What is the PASC certification?

The Pediatric Audiology Specialty Certification (PASC), awarded by the American Board of Audiology (ABA), is a specialty credential for audiologists with advanced experience and expertise in pediatric audiology. Holders may use the Board Certified in Pediatric Audiology designation. PASC sits above general audiology licensure and ASHA's CCC-A or ABA general certification.

Who is eligible to take the PASC exam?

Candidates must hold a current state/provincial audiology license (or ABA International certification) and document 2,000 post-externship full-time hours as an audiologist, plus 550 direct pediatric post-graduate patient contact hours within a 2-year window, plus 50 hours of pediatric case management. All packets undergo eligibility review.

How many questions are on the PASC exam and how long is it?

The PASC contains 100 scored items plus 20 unscored beta items (120 total). All items are four-option multiple-choice (single-answer or multiple-response). Candidates have 2.5 hours (150 minutes). The exam is delivered online with live remote proctoring.

How much does the PASC exam cost in 2026?

The exam fee is $395 for Academy members and $440 for non-members. A separate application fee of $125 (member) or $160 (non-member) is also required, bringing total first-attempt cost to $520-$600. Three-year recertification is $360.
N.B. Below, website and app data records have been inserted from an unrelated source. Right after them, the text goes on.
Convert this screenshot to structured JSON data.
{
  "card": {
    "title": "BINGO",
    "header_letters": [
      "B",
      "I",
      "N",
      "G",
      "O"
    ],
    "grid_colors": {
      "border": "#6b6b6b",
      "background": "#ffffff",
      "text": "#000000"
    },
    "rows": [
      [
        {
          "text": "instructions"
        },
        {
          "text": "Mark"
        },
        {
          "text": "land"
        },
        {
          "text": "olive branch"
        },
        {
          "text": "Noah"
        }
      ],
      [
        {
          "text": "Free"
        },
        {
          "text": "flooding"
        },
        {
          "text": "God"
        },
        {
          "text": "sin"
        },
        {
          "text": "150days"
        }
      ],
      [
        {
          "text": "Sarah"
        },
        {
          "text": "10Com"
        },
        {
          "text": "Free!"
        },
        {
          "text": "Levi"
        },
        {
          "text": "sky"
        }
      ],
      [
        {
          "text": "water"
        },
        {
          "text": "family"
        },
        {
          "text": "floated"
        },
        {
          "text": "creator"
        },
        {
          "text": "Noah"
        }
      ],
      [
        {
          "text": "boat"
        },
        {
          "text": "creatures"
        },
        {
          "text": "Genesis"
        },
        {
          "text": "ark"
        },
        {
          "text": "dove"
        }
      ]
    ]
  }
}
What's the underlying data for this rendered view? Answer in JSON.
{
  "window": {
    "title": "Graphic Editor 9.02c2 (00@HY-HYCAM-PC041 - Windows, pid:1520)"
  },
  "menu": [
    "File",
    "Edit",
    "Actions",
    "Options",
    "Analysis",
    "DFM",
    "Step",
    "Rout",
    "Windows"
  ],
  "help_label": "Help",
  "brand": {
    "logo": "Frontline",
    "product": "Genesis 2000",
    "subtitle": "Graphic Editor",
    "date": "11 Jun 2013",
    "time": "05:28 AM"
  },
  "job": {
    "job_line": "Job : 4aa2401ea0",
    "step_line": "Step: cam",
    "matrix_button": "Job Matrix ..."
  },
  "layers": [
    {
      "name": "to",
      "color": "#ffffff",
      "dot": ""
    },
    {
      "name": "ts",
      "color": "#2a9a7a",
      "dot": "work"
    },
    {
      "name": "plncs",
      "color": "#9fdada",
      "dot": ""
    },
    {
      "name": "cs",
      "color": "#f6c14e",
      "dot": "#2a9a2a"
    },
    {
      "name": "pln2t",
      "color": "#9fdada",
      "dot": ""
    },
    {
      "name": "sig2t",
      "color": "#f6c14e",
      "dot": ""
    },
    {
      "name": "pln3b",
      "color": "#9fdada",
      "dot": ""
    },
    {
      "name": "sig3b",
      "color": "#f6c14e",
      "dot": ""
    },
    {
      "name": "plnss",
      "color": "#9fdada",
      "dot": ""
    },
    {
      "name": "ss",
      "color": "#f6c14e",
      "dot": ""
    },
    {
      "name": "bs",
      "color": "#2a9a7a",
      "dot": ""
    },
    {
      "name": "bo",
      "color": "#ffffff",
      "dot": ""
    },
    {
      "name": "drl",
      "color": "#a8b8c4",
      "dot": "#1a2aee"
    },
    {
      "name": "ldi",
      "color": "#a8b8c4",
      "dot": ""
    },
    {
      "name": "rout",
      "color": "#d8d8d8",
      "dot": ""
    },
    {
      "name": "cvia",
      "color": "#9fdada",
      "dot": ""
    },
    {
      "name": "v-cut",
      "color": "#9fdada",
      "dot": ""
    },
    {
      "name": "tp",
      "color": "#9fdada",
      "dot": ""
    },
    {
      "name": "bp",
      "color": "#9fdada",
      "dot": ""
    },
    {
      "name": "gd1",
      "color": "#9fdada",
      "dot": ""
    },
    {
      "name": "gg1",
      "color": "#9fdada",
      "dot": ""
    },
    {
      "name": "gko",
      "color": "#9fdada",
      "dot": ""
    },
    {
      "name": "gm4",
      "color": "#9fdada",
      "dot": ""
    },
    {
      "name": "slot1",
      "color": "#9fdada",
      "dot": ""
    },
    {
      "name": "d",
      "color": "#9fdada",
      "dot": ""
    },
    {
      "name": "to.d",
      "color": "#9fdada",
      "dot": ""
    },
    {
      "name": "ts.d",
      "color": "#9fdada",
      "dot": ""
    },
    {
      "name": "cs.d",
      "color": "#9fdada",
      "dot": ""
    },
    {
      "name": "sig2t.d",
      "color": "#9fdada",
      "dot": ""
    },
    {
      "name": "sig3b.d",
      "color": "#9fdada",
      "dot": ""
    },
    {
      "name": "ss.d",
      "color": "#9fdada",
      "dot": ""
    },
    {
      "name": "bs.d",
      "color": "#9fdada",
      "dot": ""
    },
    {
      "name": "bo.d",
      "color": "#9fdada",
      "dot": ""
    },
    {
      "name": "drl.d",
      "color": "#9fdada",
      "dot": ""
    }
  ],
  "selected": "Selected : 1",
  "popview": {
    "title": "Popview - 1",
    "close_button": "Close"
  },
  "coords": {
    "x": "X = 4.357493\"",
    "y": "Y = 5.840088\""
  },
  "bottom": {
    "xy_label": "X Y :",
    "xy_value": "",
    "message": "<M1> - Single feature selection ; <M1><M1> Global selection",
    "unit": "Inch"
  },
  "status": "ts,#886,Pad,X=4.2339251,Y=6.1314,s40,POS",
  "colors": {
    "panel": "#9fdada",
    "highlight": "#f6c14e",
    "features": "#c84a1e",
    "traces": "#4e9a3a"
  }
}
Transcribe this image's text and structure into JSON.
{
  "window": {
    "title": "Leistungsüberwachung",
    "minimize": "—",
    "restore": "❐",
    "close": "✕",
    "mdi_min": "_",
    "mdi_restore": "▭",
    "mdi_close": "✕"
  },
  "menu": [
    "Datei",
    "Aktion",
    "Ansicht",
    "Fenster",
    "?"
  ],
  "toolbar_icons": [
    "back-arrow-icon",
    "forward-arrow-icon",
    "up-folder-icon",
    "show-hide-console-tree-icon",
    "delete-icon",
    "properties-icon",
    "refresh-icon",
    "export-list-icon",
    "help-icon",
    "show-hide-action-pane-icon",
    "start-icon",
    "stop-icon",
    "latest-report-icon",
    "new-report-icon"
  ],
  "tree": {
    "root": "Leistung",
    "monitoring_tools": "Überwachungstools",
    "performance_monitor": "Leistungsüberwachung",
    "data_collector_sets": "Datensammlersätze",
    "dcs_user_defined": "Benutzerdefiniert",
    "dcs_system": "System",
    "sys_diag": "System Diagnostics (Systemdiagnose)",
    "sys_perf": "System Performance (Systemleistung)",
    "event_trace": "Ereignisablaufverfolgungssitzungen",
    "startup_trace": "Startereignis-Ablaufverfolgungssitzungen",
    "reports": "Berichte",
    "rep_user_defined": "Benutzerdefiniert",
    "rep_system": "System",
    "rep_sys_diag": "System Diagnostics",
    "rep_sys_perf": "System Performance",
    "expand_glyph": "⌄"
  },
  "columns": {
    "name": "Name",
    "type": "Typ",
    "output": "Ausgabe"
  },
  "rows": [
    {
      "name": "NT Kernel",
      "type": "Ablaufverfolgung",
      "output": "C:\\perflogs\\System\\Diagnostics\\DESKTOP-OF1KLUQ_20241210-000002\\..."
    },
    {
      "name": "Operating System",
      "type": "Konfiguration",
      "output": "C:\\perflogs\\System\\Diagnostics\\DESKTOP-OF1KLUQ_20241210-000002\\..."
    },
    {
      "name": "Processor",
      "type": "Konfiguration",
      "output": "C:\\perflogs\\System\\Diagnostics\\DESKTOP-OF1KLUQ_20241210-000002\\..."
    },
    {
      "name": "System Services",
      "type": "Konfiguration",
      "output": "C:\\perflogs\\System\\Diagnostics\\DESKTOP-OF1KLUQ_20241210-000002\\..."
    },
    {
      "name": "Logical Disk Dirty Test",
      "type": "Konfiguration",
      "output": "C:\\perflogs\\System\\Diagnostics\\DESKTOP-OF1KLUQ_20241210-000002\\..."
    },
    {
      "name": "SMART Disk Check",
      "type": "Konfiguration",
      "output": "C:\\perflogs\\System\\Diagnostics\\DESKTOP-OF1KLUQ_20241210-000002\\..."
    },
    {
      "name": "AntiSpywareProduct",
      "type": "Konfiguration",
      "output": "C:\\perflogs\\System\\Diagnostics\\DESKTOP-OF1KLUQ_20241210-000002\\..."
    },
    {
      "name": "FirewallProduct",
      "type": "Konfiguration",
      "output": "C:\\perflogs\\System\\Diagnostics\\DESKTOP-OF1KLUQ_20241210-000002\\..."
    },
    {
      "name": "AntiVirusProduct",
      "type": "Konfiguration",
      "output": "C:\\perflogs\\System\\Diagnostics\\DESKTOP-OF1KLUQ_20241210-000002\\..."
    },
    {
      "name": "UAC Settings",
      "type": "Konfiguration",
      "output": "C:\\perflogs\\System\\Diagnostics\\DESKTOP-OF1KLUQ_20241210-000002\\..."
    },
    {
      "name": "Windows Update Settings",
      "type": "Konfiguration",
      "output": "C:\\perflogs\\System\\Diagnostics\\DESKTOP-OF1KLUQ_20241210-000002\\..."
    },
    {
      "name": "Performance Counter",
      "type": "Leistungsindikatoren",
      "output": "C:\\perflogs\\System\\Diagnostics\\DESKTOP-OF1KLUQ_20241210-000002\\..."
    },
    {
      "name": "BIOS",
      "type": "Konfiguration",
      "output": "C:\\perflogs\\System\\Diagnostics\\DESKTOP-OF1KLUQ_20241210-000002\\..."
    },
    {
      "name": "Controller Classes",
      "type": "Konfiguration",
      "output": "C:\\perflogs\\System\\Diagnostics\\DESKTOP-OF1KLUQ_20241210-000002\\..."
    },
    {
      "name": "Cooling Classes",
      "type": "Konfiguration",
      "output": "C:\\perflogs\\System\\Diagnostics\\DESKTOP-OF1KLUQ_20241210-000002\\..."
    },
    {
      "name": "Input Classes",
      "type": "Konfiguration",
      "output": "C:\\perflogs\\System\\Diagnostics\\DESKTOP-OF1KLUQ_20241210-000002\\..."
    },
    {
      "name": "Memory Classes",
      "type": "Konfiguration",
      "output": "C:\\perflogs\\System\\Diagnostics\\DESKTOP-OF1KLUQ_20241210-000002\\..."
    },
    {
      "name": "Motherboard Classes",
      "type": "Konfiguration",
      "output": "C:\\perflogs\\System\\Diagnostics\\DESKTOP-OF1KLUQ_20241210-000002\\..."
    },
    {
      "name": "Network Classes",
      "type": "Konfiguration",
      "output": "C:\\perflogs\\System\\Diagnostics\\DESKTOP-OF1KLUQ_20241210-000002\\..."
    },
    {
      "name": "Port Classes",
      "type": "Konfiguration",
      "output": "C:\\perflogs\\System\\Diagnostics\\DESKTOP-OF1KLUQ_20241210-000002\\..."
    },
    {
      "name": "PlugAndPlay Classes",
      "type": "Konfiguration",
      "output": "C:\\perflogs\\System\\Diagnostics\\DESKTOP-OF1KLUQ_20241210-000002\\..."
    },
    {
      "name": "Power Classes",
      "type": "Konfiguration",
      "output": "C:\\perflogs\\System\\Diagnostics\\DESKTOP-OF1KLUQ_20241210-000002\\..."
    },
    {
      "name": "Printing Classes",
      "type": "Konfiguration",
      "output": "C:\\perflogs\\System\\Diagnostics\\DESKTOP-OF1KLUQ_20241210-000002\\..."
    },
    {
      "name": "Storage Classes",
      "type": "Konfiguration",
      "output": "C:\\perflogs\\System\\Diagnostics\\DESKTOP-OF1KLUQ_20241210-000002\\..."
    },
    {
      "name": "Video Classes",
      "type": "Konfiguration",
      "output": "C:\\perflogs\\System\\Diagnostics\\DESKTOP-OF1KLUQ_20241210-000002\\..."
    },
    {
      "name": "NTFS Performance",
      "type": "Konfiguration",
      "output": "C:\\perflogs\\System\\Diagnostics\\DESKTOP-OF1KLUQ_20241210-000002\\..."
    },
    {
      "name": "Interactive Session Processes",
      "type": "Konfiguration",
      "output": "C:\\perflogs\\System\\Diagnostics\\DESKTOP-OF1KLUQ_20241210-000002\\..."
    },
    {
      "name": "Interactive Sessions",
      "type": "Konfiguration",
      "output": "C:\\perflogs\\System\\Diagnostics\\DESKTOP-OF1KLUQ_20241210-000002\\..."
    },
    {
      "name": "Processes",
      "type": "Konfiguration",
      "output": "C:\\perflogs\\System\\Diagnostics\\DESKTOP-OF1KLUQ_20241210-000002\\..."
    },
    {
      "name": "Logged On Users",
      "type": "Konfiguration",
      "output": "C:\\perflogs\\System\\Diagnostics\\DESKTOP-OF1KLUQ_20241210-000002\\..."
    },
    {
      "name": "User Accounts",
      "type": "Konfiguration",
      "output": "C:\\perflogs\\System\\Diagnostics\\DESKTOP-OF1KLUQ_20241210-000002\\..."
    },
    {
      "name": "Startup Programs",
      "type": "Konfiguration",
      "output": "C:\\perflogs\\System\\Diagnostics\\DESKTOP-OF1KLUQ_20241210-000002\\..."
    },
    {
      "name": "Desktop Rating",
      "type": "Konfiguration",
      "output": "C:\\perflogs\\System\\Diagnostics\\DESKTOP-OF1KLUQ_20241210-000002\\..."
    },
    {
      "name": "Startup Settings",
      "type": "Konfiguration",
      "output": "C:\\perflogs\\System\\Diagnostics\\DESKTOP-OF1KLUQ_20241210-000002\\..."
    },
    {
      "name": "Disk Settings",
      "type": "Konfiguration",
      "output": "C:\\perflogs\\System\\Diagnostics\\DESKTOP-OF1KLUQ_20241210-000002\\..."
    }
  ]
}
What is the PASC passing score and pass rate?

Passing is set by a criterion-referenced modified Angoff methodology; candidates receive a pass/fail result with content-area breakdowns. The 2025 first-time test-taker pass rate was 86.9%. There is no fixed passing percentage; the standard reflects the level expected of a competent pediatric audiologist.

When can I take the 2026 PASC exam?

Registration is open January 6 through April 7, 2026, with the application deadline March 10, 2026. The exam is administered online via live remote proctoring from May 4-18, 2026. Candidates schedule their individual appointment within the testing window.

What is the PASC retake policy?

Candidates who do not pass may retake the exam at their discretion within 5 years of the first test date. Each attempt requires a new exam fee. Score reports detail content-area performance so candidates can target study time effectively before retesting.

How do I maintain PASC certification?

Recertification occurs every 3 years and requires 60 continuing education hours in pediatric audiology content. Annual fees apply throughout the cycle. CE must align with the ABA-approved pediatric content categories; consult the current PASC handbook for category-specific requirements.